Dueling | Eastern North Carolina Now

    Publisher's note: We believe the subject of history makes people (i.e., American people) smarter, so in our quest to educate others, we will provide excerpts from the North Carolina History Project, an online publication of the John Locke Foundation. This twenty-fourth installment, by Jonathan Martin, is provided courtesy of the North Carolina History Project.

    Many modern-day Americans consider dueling to be a senseless act of violence, but for many Southerners and North Carolinian gentlemen, the act was many times a defense of honor.

    For many North Carolinian gentlemen, honor was to be defended at all cost, for it had "personal credit" and "clear economic value" in the South, writes historian Joe Mobley. Antebellum editor Charles B. Dew considered "the modern practice of dueling" to be a remnant of medieval knighthood and chivalry. According to historian Michael O'Brien, Dew believed that the "specific forms of chivalry were swept away by the military transformations that rendered the knight a vulnerable anachronism and by the economic changes that made commercial professions a locus for different exertions [adventure, love, and warfare], chivalry's spirit survived, in the mitigations of the laws of war, in 'sensitiveness on the point of honor and the modern practice of dueling,' and in modern manners and politeness."

    Women's opinions regarding duels, too, reveal that Southern society, and gentlemen in particular, prized honor.
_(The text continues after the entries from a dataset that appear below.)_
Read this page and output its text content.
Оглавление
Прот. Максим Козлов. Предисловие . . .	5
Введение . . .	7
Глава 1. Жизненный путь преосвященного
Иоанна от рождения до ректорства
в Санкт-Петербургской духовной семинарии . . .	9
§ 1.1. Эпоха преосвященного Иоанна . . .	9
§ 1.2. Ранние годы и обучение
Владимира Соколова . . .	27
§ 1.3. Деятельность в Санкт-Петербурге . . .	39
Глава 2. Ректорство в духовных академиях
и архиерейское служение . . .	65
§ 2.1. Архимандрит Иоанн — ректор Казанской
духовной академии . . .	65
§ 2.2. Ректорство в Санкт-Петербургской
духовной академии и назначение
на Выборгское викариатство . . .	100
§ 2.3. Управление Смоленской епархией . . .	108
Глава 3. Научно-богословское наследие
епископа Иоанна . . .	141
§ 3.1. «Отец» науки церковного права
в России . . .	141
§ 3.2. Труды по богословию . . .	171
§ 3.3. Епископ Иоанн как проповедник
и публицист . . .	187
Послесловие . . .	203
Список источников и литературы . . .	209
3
Southern novelist Caroline Howard Gilman, a native Bostonian who moved to Charleston, denounced dueling and labeled women who inflamed Southern gentlemen as "the courtesan of classic times." For Gilman, "Genuine honor lies in ourselves, and not in the opinion of the world. . . . It is neither defended by sword or buckler, but by a life of integrity and irreproachableness."

    Antebellum Southerners developed a reputation for violence and dueling. Historian Richard Rankin remarks that the practice was uncommon before the Revolutionary War and that British and French officers popularized the practice. However, Grady McWhiney, historian and author of Cracker Culture: Celtic Ways in the Old South, argues that the South was violent because of the "cultural traditions that Southerners brought with them." McWhiney concludes that few duels occurred in the antebellum North because Northern ancestry hailed primarily from England. In the South, many claimed Scottish and Celtic descent.

    With their actions possibly confirming the beliefs of Dew and Gilman, Alexander Simpson and Thomas Whitehurst dueled in 1765 for the admiration of a woman. That was the first recorded duel in North Carolina history.
Reenactment of the John Stanly and Richard Dobbs Spaight Duel of 1802: Above.

    After the John Stanly and Richard Dobbs Spaight Duel of 1802, North Carolina outlawed the practice. Yet it continued and was generally ignored by law enforcement. At least 27 duels, writes Richard Rankin, occurred because of political disagreements. The last recorded duel between North Carolinians occurred between two Wilmingtonians in 1856.

    Sources:

    Troy Kickler, "A Duel To End All Duels," NorthCarolinahistory.org: An Online Encyclopedia http://www.northcarolinahistory.org/commentary/216/entry (accessed January 30, 2011); Grady McWhiney, Cracker Culture: Celtic Ways in the Old South (Tuscaloosa: 1988); Joe A. Mobley, ed., The Way We Lived in North Carolina (Chapel Hill, 2003); Michael O' Brien, Conjectures of Order: Intellectual Life and The American South Vol. 2 (Chapel Hill, 2004); Richard Rankin, "Dueling" in William S. Powell, ed., Encyclopedia of North Carolina (Chapel Hill, 2006).